In reality, some carbohydrates are good for you, and some carbohydrates are bad for you. Some fats are good
for you; some fats are bad for you. Some protein foods are good, and some are bad. The most sensible approach
I've found to date was published by the Harvard School of Public Health in the Journal of Clinical Nutrition
(Dec. 2002).
Harvard divides carbohydrates into "good" and "bad" based upon the glycemic response they produce in the body.
Processed carbohydrates, like those containing sugar or processed flour, are digested quickly and are known as
high-glycemic carbohydrates. High glycemic carbs cause a glycemic response where blood sugar levels and
insulin levels rise. This peak is followed by a sugar low and leads to increased storage of body fat. While
increased body fat is bad enough, when your sugar is low you crave high-glycemic carbs to bring you back to
the sugar high state. In other words, your appetite is increased.
Low glycemic carbohydrates, such as whole grains, digest slowly and give the body energy over a longer period
of time. Most vegetables have a low glycemic response.
Bad fats--saturated fats such as those found in fried foods and butter--are harmful in several ways. Saturated
fats are typically high in cholesterol and raise the body's cholesterol levels. In addition, saturated fats
cause free radical damage or oxidative stress. This oxidation is the body's equivalent of rusting. According
to the National Council on Aging, "Free radical or oxidative damage has been implicated in several
age-associated diseases, from cancer to Alzheimer's. Some researchers have even suggested that this damage
may be a central cause of the aging process itself."
On the other hand, the good fats--vegetable oils and essential fatty acids--are needed in many of the body's
processes from brain function to heart function to metabolism of fat. That's right, it takes fat to burn fat.

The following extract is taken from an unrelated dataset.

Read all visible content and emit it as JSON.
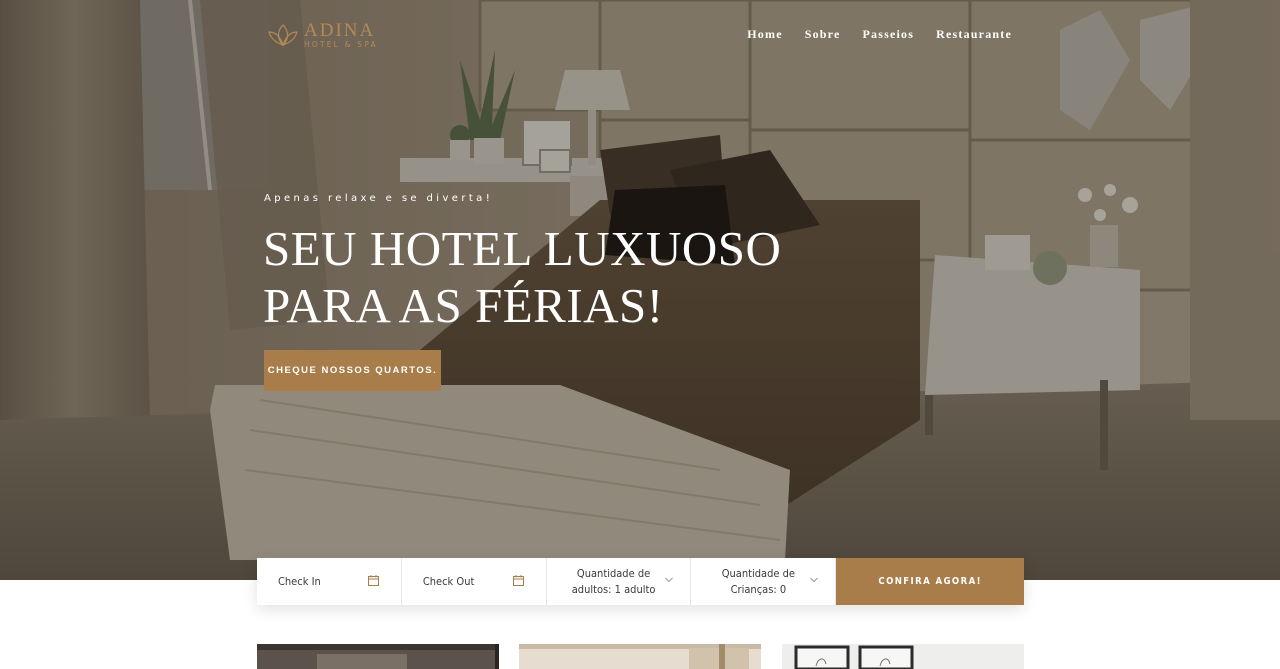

As a rule of thumb, any fat or oil that is solid at room temperature is a bad fat. If it is liquid at room
temperature it is more likely a good fat. Cooking at high temperatures or frying good fats can cause them to
become saturated, turning them into bad fats.
Protein rich foods are good or bad based upon their saturated fat content. Legumes such as beans and lentils
are a good protein source with little or no fat content. The fats they contain are usually good fats. Poultry,
fish and eggs are animal proteins relatively low in fat. In fact, fish is an excellent source of Omega 3 fatty
acids, a good fat widely known for its role in reducing cholesterol levels. On the other hand, beef and pork
are typically high in saturated fats and should be consumed sparingly.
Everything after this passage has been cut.